West Nile Virus

North Shore Mosquito Abatement District

The North Shore Mosquito Abatement District is a separate taxing body in New Trier Township that works to reduce mosquito breeding sites, inspects and treats existing breeding sites, and spray to reduce the adult mosquito population in the area.

When the Village is notified of spraying times and locations by the North Shore Mosquito Abatement District, the information is posted on the homepage of the website and an E-News is distributed to those who have signed up for General Village News email notifications.

If you have questions about the frequency of mosquito treatment in Wilmette, contact the North Shore Mosquito Abatement District at 847-446-9434.

West Nile Virus

The West Nile Virus (WNV) is a mosquito-borne virus that is commonly found in Africa, West Asia, and the Middle East, and in 1999 was first reported in the United States. Symptoms become noticable 3 to 14 days after being bitten by an infected mosquito.

Most people infected with the WNV experience few if any symptoms and recover completely after a few days. Mild symptoms include a fever, headache, body aches, occasionally with a skin rash on the trunk of the body, and swollen lymph glands. Although rare, some people experience severe infection (West Nile encephalitis or meningitis) and the symptoms include headache, high fever, neck stiffness, stupor, disorientation, coma, tremors, convulsions, muscle weakness, and paralysis.
Persons over about 55 or with pre-existing health conditions are more likely to develop severe illness. Symptoms of severe disease may last several weeks, although neurological effects may be permanent.

Mosquitoes become infected with the WNV when they feed on infected birds and can then transmit the virus to humans and animals while biting to take blood. The WNV is NOT transmitted from person-to-person. Other possible transmission routes of the virus are being studied. In areas where the virus is circulating, very few mosquitoes are infected. Even if the mosquito is infected there is a very low chance that people who get bitten and become infected will get severely ill. The chances you will become severely ill from one mosquito bite are extremely small.

Personal Protection Against Mosquitoes

Most mosquitoes bite at dusk or at night, but some kinds will bite during the day. Almost all mosquitoes will try to bite you if you enter an area where they are nesting.
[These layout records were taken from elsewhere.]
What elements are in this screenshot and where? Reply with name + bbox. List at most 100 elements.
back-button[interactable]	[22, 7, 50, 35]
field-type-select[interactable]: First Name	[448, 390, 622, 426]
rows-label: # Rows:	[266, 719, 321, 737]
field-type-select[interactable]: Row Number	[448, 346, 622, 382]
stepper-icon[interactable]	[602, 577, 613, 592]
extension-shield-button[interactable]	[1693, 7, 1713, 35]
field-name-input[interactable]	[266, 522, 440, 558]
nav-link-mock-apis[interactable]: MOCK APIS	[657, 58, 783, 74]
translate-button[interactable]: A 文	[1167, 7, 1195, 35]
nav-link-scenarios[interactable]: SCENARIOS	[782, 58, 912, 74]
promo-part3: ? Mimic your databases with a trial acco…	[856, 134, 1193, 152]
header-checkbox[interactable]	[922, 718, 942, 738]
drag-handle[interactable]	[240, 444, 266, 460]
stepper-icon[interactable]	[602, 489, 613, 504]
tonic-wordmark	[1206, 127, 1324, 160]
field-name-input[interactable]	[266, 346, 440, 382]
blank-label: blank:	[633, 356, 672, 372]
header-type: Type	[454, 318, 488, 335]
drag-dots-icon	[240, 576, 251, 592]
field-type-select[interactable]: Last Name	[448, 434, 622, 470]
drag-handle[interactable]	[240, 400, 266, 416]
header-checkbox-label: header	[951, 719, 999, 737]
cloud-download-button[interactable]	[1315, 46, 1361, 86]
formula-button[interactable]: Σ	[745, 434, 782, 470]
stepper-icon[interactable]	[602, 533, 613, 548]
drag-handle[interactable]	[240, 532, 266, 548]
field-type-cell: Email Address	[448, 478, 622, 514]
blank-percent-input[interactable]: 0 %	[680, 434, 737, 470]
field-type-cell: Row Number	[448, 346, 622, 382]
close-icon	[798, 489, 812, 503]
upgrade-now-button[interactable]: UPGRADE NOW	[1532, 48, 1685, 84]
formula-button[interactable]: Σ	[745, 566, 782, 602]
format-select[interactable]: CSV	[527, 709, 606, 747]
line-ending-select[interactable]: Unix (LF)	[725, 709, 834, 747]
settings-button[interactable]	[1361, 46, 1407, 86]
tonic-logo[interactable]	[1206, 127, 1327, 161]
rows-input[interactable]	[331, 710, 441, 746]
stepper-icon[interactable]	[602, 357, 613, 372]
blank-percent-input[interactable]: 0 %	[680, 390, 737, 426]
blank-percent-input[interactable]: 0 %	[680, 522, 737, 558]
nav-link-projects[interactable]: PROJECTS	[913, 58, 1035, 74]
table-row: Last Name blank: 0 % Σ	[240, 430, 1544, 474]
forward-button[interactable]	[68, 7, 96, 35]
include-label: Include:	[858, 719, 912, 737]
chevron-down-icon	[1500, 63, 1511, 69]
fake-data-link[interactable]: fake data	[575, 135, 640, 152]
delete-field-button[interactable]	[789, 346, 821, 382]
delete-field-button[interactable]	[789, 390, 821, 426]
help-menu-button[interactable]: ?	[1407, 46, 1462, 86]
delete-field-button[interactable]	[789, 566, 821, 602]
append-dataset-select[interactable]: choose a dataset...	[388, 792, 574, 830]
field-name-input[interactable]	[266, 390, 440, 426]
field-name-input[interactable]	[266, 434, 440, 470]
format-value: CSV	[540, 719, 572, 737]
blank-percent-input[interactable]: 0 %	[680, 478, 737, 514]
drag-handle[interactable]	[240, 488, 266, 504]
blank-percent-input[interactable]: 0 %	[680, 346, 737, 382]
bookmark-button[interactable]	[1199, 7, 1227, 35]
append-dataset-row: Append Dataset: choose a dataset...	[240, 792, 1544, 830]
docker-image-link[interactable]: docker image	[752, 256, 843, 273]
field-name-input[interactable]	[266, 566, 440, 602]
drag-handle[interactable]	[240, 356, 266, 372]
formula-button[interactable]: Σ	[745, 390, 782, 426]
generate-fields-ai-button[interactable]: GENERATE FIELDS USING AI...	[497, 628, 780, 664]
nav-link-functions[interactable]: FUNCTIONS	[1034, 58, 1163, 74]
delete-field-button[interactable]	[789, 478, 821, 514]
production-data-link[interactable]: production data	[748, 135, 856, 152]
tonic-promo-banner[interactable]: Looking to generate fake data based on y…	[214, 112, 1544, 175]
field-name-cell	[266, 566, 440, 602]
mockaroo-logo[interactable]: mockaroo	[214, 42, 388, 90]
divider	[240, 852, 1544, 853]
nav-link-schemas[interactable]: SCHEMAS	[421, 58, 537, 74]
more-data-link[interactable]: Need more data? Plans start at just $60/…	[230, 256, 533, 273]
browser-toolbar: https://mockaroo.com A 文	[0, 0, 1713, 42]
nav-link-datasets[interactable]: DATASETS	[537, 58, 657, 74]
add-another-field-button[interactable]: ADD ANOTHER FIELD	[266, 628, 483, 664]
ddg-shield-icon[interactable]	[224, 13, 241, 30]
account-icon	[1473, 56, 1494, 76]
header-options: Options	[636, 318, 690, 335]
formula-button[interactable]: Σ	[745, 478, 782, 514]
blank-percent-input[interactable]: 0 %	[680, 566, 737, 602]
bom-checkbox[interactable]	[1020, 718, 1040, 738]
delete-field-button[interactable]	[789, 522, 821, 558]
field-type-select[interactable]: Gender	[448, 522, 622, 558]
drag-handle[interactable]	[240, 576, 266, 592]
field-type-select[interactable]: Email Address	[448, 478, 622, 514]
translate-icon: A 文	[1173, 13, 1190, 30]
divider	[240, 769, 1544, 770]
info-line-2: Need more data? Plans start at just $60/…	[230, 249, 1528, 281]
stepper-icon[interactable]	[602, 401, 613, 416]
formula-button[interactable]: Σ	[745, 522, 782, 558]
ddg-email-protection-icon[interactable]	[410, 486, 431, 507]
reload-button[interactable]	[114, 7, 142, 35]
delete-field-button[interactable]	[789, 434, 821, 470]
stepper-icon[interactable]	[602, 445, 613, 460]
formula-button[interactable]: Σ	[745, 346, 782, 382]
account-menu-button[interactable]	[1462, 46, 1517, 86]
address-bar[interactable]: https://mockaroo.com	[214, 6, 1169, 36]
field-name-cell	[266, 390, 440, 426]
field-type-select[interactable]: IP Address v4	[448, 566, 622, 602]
To protect yourself from mosquito bites, follow these tips:
  • When possible, avoid places and times when mosquitoes bite (especially during dusk and dawn).
  • Wear shoes, socks, and light-colored, long-sleeved shirts and long pants when mosquitoes are most active.
  • Make sure door and window screens fit tightly, and repair any holes.
  • Use mosquito netting when sleeping outdoors and around small babies for protection at all times.
  • Use mosquito repellents with about 30% DEET (about 10% DEET for children age 2-12). Adults should supervise repellent use on children. Do not use any repellents on children under 2 years of age without consulting your doctor. Apply them to clothes whenever possible and apply sparingly to skin if the label permits. Wash repellent off daily. Do not apply over cuts or irritated skin or near the eyes, lips or nose.
  • Remove standing water from around your house, such as in buckets and wading pools since some mosquitoes lay their eggs in standing water.
  • Report mosquito-breeding sites to the North Shore Mosquito Abatement District at 847-446-9434.
  • Do not rely on insect light electrocuters (“bug zappers”). They do little to reduce biting mosquitoes in an area.
If a dead bird is found on your property, use rubber gloves to pick up the bird or use a plastic bag, double bag the bird, and then discard the bird in the trash.